The 2.2 billion krónur gap between what the state expected to pay and what the sole willing operator says it needs reveals something more fundamental than a failed procurement round. Thin-route aviation in Iceland is not a market — it is a public service disguised as one. The Westfjords sit behind mountain passes that close in winter and roads that rank among Iceland's most dangerous. For roughly 7,000 residents, the 40-minute flight from Reykjavík is not a convenience; it is the difference between connection and isolation. The region was hit by avalanche emergencies just this week, a reminder that reliable transport links are not optional infrastructure but a precondition for habitation. Yet the state's cost projection appears to have been drawn up without serious engagement with the economics of operating turboprop aircraft on a route that generates almost no commercial revenue. When the only airline willing to fly the route says the job costs nearly three times what the government budgeted, the question is not whether Icelandair is gouging — it is whether the budget was ever realistic.

Iceland has been here before. Subsidised domestic routes have been a recurring source of friction between operators and the state, with airlines arguing that Vegagerðin's cost models underestimate fuel exposure, maintenance cycles, and crew costs on routes where load factors are structurally low. The procurement structure — a single tender with a single bidder — offers no price discovery and no competitive pressure. It is a bilateral negotiation dressed up as a market process.
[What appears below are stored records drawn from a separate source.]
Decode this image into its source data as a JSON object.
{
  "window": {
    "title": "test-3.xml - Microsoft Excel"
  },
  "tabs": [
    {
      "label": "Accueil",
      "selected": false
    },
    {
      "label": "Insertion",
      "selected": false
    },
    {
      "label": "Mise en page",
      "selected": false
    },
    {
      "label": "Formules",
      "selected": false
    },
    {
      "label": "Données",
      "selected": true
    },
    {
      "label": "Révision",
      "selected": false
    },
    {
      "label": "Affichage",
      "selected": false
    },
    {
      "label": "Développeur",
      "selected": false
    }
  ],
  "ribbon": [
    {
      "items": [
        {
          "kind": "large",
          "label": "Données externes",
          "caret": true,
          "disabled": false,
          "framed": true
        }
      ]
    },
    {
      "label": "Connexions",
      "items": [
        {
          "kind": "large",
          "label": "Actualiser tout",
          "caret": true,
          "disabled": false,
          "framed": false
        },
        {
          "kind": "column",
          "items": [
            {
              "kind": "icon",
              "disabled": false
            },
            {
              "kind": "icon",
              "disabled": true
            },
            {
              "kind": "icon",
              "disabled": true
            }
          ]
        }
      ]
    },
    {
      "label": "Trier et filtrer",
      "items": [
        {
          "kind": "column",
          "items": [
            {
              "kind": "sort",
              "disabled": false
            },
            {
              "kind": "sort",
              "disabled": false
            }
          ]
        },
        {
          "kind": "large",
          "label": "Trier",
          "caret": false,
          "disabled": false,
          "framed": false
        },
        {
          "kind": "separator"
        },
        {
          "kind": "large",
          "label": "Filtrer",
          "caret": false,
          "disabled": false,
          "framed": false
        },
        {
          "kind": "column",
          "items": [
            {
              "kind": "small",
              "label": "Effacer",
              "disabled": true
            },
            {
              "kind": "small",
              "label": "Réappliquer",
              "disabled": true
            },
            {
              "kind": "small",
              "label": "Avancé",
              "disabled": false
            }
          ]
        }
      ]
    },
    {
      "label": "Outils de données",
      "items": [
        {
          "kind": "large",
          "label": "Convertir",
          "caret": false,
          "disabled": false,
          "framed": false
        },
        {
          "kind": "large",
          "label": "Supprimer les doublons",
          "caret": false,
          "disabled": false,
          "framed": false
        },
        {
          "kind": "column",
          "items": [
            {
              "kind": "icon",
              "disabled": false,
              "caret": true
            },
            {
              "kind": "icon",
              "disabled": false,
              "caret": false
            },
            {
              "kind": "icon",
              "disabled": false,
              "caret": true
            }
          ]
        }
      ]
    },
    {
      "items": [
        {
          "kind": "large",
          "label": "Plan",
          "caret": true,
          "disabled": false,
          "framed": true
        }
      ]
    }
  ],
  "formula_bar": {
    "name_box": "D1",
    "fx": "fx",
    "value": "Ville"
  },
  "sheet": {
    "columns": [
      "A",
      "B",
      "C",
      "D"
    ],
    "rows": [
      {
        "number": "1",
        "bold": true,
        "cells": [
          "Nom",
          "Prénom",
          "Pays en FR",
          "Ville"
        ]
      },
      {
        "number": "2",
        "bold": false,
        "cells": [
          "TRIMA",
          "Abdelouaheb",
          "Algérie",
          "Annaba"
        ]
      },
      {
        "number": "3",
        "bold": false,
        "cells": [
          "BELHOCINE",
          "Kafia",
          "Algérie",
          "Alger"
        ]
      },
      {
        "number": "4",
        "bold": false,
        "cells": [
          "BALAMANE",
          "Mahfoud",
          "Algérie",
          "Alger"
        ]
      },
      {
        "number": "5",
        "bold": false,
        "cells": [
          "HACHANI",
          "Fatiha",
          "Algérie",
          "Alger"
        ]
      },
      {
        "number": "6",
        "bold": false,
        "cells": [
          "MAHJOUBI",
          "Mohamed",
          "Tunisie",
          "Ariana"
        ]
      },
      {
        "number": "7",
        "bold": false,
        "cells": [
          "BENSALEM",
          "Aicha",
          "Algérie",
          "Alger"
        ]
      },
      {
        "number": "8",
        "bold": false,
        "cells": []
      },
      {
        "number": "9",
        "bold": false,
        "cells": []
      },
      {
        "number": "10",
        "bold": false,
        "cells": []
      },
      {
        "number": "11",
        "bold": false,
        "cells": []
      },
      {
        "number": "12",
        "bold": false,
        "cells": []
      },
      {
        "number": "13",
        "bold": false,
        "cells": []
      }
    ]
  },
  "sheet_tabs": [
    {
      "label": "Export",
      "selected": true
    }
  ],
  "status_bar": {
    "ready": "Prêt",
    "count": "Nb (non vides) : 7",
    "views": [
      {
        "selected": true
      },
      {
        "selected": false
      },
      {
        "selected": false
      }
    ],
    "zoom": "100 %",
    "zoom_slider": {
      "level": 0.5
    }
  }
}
The Westfjords now wait. Icelandair has not walked away, and the ministry has not announced an alternative plan, because there is no alternative operator. The 3.5 billion krónur figure may come down in negotiations; the 1.3 billion estimate almost certainly has to go up. Somewhere between those two numbers is the actual cost of keeping Iceland's most remote region connected to its capital — a cost the state will pay one way or another, or explain to 7,000 residents why it won't.